Ideas about a high level data structure
=======================================

A high level rope structure
---------------------------

The operations a high level string type should provide:

- concat in O(1) (this means implementation as balanced trees)
- slice in O(1)
- iterating over characters in O(m) where m is the depth of the tree
- equality comparison should be in O(1); this is hard!
- suitable for inserting in a table (hashing)
- nil is the empty rope

type
  PRope* = ref TBaseRope
  TBaseRope = object of TObject
    kind: TRopeKind
    len: int
  TConcRope = object of TBaseRope
    le, ri: PRope
  TSubRope = object of TBaseRope
    start: int
    sub: PRope
  TLeafRope = object of TBaseRope
    a: array [0..31, char]


Ideas about a GUI toolkit
-------------------------

Even though GTK2 is the way to go, I am quite disatisfied with the available
solutions: They are bloated, complicated, yet not powerful enough. Ideally
the GUI is described via a set of Nimrod macros. I18n requires that only
abstract constants should be used. However, this is given for free! A callback
system sucks, a generic message passing mechanism seems much better.
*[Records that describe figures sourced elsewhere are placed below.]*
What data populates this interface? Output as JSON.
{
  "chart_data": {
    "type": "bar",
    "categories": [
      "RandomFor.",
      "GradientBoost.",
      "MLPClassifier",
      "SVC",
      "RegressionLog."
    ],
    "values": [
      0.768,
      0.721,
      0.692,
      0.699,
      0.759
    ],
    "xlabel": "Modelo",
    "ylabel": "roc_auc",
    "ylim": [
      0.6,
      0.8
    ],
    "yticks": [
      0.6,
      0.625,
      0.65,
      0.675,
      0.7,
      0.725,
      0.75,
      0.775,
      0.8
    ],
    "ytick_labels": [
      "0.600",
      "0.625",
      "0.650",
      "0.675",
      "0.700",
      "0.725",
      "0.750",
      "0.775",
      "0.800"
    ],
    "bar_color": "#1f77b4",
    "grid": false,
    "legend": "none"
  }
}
The GUI should contain *priorities*, so that on small devices the system can
change a list to a combobox, for example. Each widget could correspond to a
basic Nimrod type:

=========================  ========================
Widget                     Type
=========================  ========================
Radio-Buttons              Enum
Fixed Combobox             Enum
Flexible Combobox          list[T]
Checkbox                   bool
Textfield                  string
Counter-box                int/float
Button                     Action (proc)
-------------------------  ------------------------
Complex widgets:
-------------------------  ------------------------
TextEditor, Canvas,        - no common type -
Browser, etc.
=========================  ========================

*Constraints* are directly supported by the DSL. A dialog represents a data
structure. When aborting, no changes are copied to the real structure.